Today’s climate campaign embarrassment comes to us courtesy of Nature magazine once again, which has a story in the current issue about how the UN’s “Clean Development Mechanism” (CDM), which was essentially a fig leaf for wealth transfers from industrialized nations to poor developing nations, isn’t working according to plan.  The CDM is a prototype for a global cap and trade system, whereby industrial sources of greenhouse gas emissions would pay to “offset” their emissions by paying for projects that would reduce the growth of emissions in developing nations like China and India.

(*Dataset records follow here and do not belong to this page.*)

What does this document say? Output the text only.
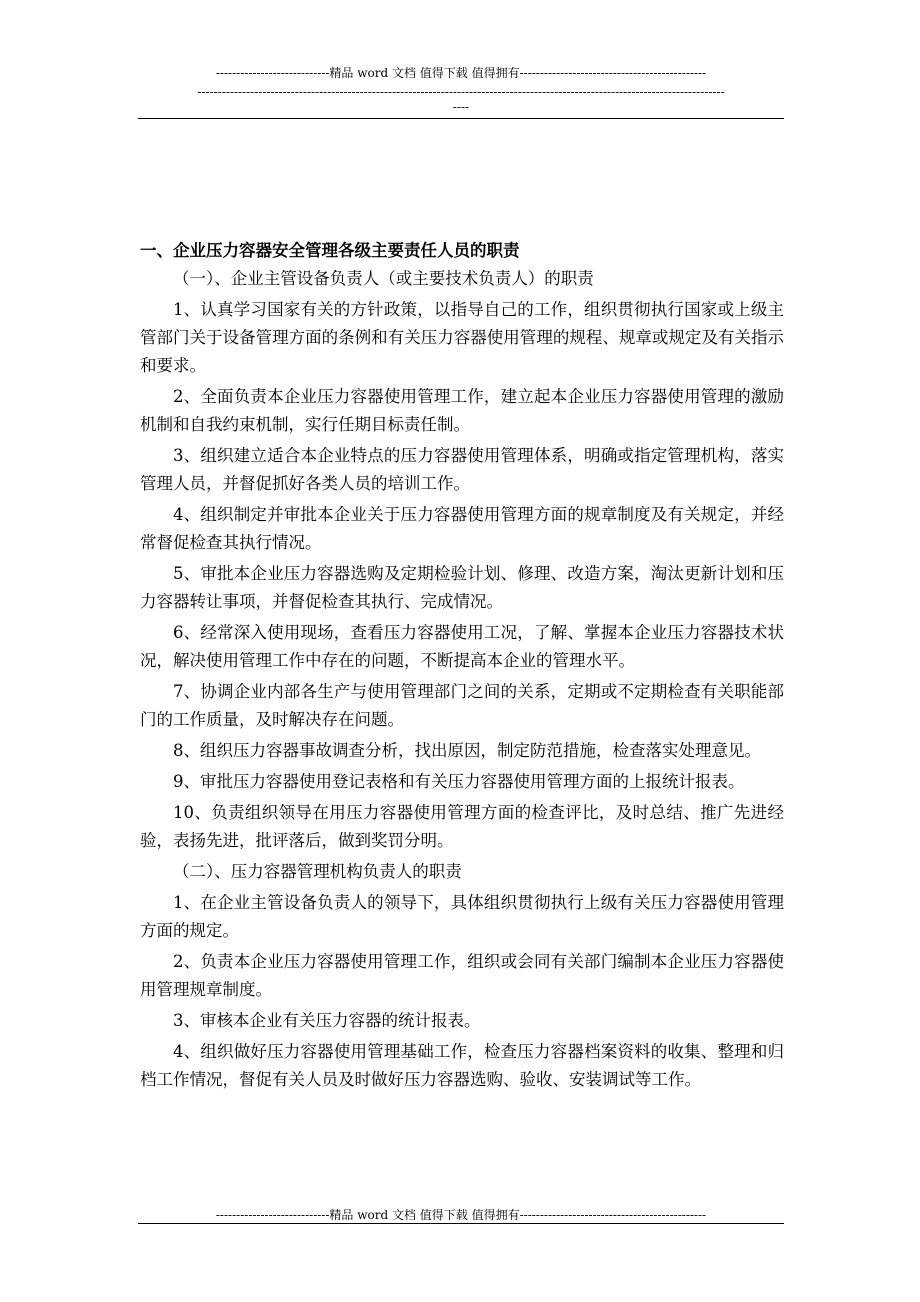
----------------------------精品 word 文档 值得下载 值得拥有----------------------------------------------
----------------------------------------------------------------------------------------------------------------------------------
----

一、企业压力容器安全管理各级主要责任人员的职责

（一）、企业主管设备负责人（或主要技术负责人）的职责

1、认真学习国家有关的方针政策，以指导自己的工作，组织贯彻执行国家或上级主管部门关于设备管理方面的条例和有关压力容器使用管理的规程、规章或规定及有关指示和要求。

2、全面负责本企业压力容器使用管理工作，建立起本企业压力容器使用管理的激励机制和自我约束机制，实行任期目标责任制。

3、组织建立适合本企业特点的压力容器使用管理体系，明确或指定管理机构，落实管理人员，并督促抓好各类人员的培训工作。

4、组织制定并审批本企业关于压力容器使用管理方面的规章制度及有关规定，并经常督促检查其执行情况。

5、审批本企业压力容器选购及定期检验计划、修理、改造方案，淘汰更新计划和压力容器转让事项，并督促检查其执行、完成情况。

6、经常深入使用现场，查看压力容器使用工况，了解、掌握本企业压力容器技术状况，解决使用管理工作中存在的问题，不断提高本企业的管理水平。

7、协调企业内部各生产与使用管理部门之间的关系，定期或不定期检查有关职能部门的工作质量，及时解决存在问题。

8、组织压力容器事故调查分析，找出原因，制定防范措施，检查落实处理意见。

9、审批压力容器使用登记表格和有关压力容器使用管理方面的上报统计报表。

10、负责组织领导在用压力容器使用管理方面的检查评比，及时总结、推广先进经验，表扬先进，批评落后，做到奖罚分明。

（二）、压力容器管理机构负责人的职责

1、在企业主管设备负责人的领导下，具体组织贯彻执行上级有关压力容器使用管理方面的规定。

2、负责本企业压力容器使用管理工作，组织或会同有关部门编制本企业压力容器使用管理规章制度。

3、审核本企业有关压力容器的统计报表。

4、组织做好压力容器使用管理基础工作，检查压力容器档案资料的收集、整理和归档工作情况，督促有关人员及时做好压力容器选购、验收、安装调试等工作。

----------------------------精品 word 文档 值得下载 值得拥有----------------------------------------------
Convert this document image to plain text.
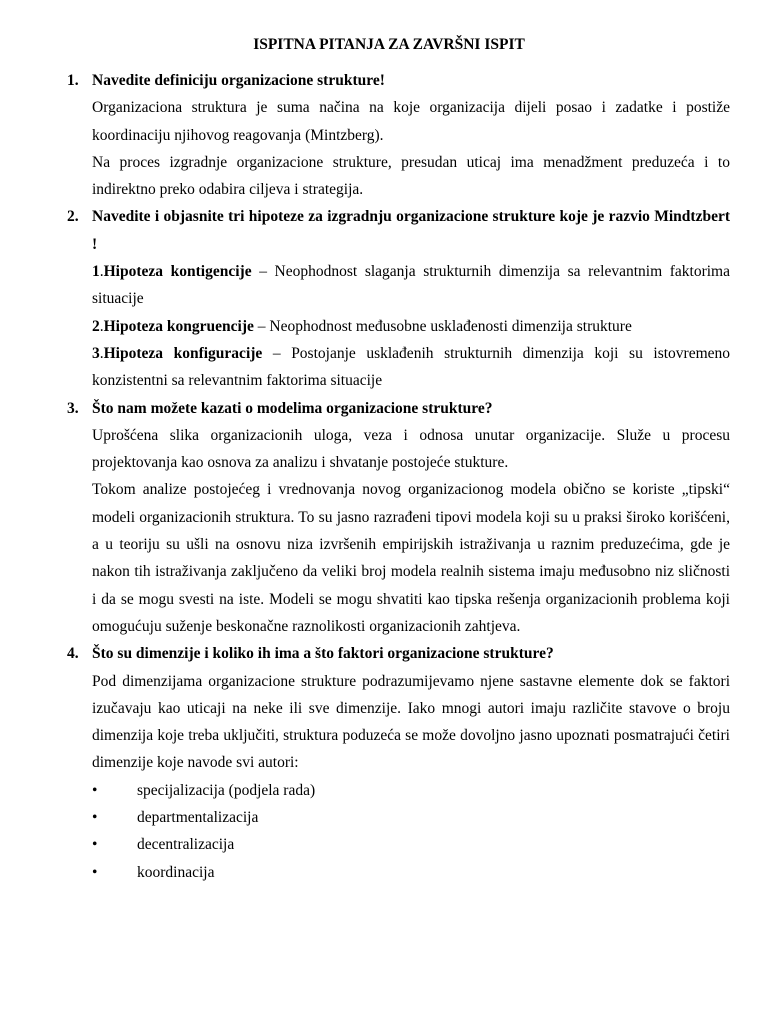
ISPITNA PITANJA ZA ZAVRŠNI ISPIT
1. Navedite definiciju organizacione strukture!
Organizaciona struktura je suma načina na koje organizacija dijeli posao i zadatke i postiže koordinaciju njihovog reagovanja (Mintzberg).
Na proces izgradnje organizacione strukture, presudan uticaj ima menadžment preduzeća i to indirektno preko odabira ciljeva i strategija.
2. Navedite i objasnite tri hipoteze za izgradnju organizacione strukture koje je razvio Mindtzbert !
1.Hipoteza kontigencije – Neophodnost slaganja strukturnih dimenzija sa relevantnim faktorima situacije
2.Hipoteza kongruencije – Neophodnost međusobne usklađenosti dimenzija strukture
3.Hipoteza konfiguracije – Postojanje usklađenih strukturnih dimenzija koji su istovremeno konzistentni sa relevantnim faktorima situacije
3. Što nam možete kazati o modelima organizacione strukture?
Uprošćena slika organizacionih uloga, veza i odnosa unutar organizacije. Služe u procesu projektovanja kao osnova za analizu i shvatanje postojeće stukture.
Tokom analize postojećeg i vrednovanja novog organizacionog modela obično se koriste „tipski“ modeli organizacionih struktura. To su jasno razrađeni tipovi modela koji su u praksi široko korišćeni, a u teoriju su ušli na osnovu niza izvršenih empirijskih istraživanja u raznim preduzećima, gde je nakon tih istraživanja zaključeno da veliki broj modela realnih sistema imaju međusobno niz sličnosti i da se mogu svesti na iste. Modeli se mogu shvatiti kao tipska rešenja organizacionih problema koji omogućuju suženje beskonačne raznolikosti organizacionih zahtjeva.
4. Što su dimenzije i koliko ih ima a što faktori organizacione strukture?
Pod dimenzijama organizacione strukture podrazumijevamo njene sastavne elemente dok se faktori izučavaju kao uticaji na neke ili sve dimenzije. Iako mnogi autori imaju različite stavove o broju dimenzija koje treba uključiti, struktura poduzeća se može dovoljno jasno upoznati posmatrajući četiri dimenzije koje navode svi autori:
•	specijalizacija (podjela rada)
•	departmentalizacija
•	decentralizacija
•	koordinacija
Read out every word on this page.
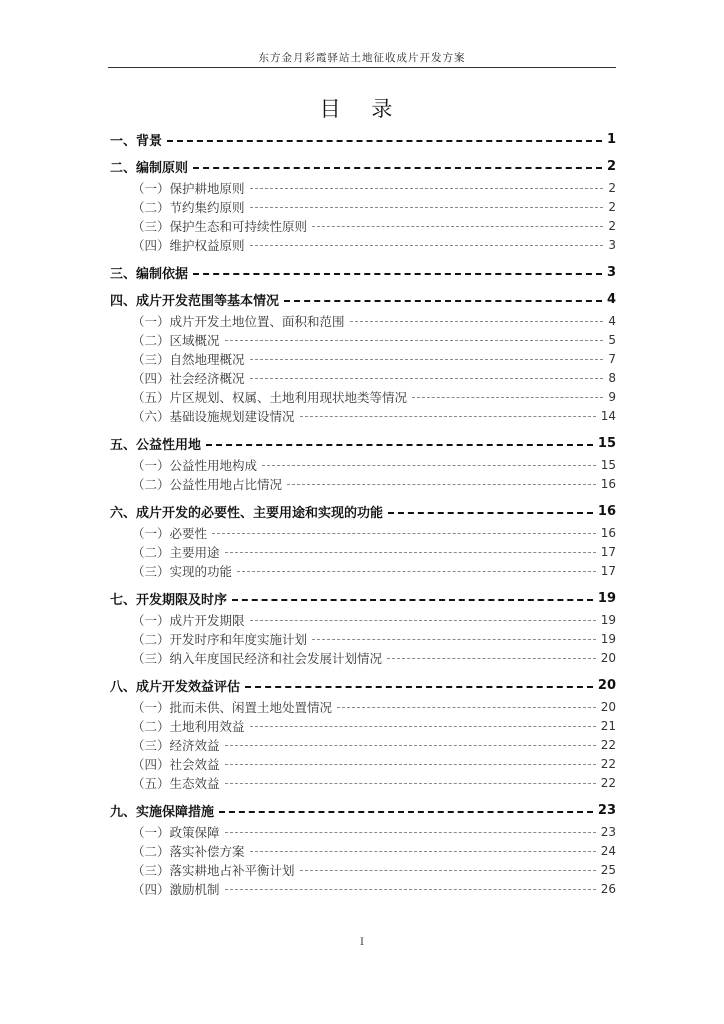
东方金月彩霞驿站土地征收成片开发方案
目 录
一、背景	1
二、编制原则	2
（一）保护耕地原则	2
（二）节约集约原则	2
（三）保护生态和可持续性原则	2
（四）维护权益原则	3
三、编制依据	3
四、成片开发范围等基本情况	4
（一）成片开发土地位置、面积和范围	4
（二）区域概况	5
（三）自然地理概况	7
（四）社会经济概况	8
（五）片区规划、权属、土地利用现状地类等情况	9
（六）基础设施规划建设情况	14
五、公益性用地	15
（一）公益性用地构成	15
（二）公益性用地占比情况	16
六、成片开发的必要性、主要用途和实现的功能	16
（一）必要性	16
（二）主要用途	17
（三）实现的功能	17
七、开发期限及时序	19
（一）成片开发期限	19
（二）开发时序和年度实施计划	19
（三）纳入年度国民经济和社会发展计划情况	20
八、成片开发效益评估	20
（一）批而未供、闲置土地处置情况	20
（二）土地利用效益	21
（三）经济效益	22
（四）社会效益	22
（五）生态效益	22
九、实施保障措施	23
（一）政策保障	23
（二）落实补偿方案	24
（三）落实耕地占补平衡计划	25
（四）激励机制	26
I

There has been rampant fraud in this program since the beginning, which is a feature rather than a bug for the UN of course.  Naturally the UN wants to expand this program and increase the amount of money rich nations send to poor nations, since, as one leading German climate diplomat, Ottmar Edenhoffer, put it indelicately last fall: “But one must say clearly that we redistribute de facto the world’s wealth by climate policy.  Obviously, the owners of coal and oil will not be enthusiastic about this.  One has to free oneself from the illusion that international climate policy is environmental policy.  This has almost nothing to do with environmental policy anymore.”

The most fun aspect of this story is that the damaging information comes courtesy of the Wikileaks folks.  Obviously they didn’t get the memo that they’re only supposed to serve leftist causes.  The Nature article may be behind a subscriber firewall, so here are the relevant passages:

[The CDM] allows rich countries to offset some of their carbon emissions by investing in climate-friendly projects, such as hydroelectric power and wind farms, in developing countries. Verified projects earn certified emission reductions (CERs) — carbon credits that can be bought and sold, and count towards meeting rich nations’ carbon-reduction targets.

But a diplomatic cable published last month by the WikiLeaks website reveals that most of the CDM projects in India should not have been certified because they did not reduce emissions beyond those that would have been achieved without foreign investment. Indian officials have apparently known about the problem for at least two years.

“What has leaked just confirms our view that in its present form the CDM is basically a farce,” says Eva Filzmoser, programme director of CDM Watch, a Brussels-based watchdog organization. The revelations imply that millions of tonnes of claimed reductions in greenhouse-gas emissions are mere phantoms, she says, and potentially cast doubt over the principle of carbon trading. “In the face of these comments it is no wonder that the United States has backed away from emission trading,” Filzmoser says.